A waterwheel operating a mill grinding wheat in Onden, Edo. 

This is one of Thirty-six Views of Mount Fuji by the 19th-century woodblock print master Hokusai.

Wheels From the West. Commodore Matthew Perry’s Black Ships entering Edo Bay in 1853 were “smoke-belching vessels propelled by huge exterior paddle wheels,” the first steamships seen by the Japanese, noted Mitsukuni. 

One of Perry’s four Black Ships.

Mitsukuni wrote, “Plans were subsequently made to build paddle-wheel steamers in Japan itself and shipyards were constructed at Nagasaki in the west and Yokosuka in the east…. The year 1868 signaled the end of the feudal society ruled by the Tokugawa clan.” 

The Meiji Era was a period of adopting Western ways, including wheeled travel. The first Japanese railway, imported from England, was completed in 1872. It made the 18-mile trip from Shimbashi [in central Tokyo] to Yokohama in about 53 minutes. 

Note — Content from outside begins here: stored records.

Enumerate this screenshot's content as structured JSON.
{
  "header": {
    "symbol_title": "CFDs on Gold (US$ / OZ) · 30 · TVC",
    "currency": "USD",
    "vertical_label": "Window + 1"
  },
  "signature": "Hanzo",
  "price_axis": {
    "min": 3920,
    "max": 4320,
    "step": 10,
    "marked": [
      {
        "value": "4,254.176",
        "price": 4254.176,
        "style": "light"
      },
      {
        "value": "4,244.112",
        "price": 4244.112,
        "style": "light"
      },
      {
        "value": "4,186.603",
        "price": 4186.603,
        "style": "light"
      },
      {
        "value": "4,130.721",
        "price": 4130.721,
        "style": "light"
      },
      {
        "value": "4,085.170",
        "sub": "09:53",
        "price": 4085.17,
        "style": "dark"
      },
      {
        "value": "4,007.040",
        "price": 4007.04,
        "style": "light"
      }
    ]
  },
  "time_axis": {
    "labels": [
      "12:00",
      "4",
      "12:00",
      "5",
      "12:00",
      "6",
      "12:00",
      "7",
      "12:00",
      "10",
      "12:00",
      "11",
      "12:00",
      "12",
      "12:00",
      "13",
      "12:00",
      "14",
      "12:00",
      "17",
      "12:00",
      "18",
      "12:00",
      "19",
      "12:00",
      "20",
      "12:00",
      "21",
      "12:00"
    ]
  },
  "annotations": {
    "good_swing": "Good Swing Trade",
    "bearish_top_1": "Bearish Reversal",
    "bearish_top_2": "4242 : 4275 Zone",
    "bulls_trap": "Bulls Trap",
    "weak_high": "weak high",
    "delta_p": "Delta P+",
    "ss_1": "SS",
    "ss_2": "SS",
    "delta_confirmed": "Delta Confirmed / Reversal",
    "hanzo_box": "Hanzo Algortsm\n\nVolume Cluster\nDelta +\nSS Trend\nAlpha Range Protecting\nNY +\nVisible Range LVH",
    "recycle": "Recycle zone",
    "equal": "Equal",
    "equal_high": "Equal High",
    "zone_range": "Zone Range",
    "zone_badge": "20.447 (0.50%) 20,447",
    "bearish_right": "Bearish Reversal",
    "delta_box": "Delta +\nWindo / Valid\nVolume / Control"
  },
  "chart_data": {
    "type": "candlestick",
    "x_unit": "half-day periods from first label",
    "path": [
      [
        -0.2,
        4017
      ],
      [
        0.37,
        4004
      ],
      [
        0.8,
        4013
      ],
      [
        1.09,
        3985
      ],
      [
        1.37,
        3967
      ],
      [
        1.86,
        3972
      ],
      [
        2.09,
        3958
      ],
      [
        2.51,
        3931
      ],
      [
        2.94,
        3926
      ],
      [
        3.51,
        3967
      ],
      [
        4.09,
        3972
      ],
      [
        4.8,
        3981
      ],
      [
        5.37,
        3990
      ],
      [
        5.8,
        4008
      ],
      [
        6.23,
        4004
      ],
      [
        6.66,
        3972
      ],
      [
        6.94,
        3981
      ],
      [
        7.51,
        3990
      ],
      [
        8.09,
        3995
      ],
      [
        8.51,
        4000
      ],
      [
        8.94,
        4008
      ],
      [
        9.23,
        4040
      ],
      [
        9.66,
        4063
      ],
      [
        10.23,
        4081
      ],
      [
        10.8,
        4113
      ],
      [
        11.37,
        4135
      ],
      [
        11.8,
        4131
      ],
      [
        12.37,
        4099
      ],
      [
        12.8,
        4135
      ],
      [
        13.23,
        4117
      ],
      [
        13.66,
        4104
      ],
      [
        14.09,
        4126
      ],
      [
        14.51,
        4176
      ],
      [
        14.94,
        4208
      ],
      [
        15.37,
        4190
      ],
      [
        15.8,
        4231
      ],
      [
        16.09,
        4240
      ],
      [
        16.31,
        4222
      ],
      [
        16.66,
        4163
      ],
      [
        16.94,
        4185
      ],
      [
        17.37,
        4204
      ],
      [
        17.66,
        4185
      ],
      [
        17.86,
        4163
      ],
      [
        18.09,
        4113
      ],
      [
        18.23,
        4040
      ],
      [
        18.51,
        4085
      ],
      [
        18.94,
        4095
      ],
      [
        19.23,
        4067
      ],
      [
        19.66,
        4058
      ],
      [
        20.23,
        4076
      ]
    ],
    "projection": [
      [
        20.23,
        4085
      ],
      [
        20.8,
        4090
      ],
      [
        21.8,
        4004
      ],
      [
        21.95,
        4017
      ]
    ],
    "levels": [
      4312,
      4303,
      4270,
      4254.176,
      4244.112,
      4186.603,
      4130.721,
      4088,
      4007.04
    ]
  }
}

Could other wheeled vehicles be far off?

Mitsukuni said, “In Tokyo in 1911 there were 82 automobiles, 12,547 bicycles, 156 horse-drawn carriages and 22,403 rickshas.” It has scads more automobiles today, though I suspect rather fewer rickshas. ds

© Dennis Simanaitis, SimanaitisSays.com, 2022  

One comment on “THE WHEEL IN JAPAN

  1. “THE WORD 車, KURUMA, vehicle, appears in the ancient historical chronicle Nihon shoki, 720 A.D”
    obviously this has nothing to do with a wheel. even the character to me depicts the type of man carried taxi they used.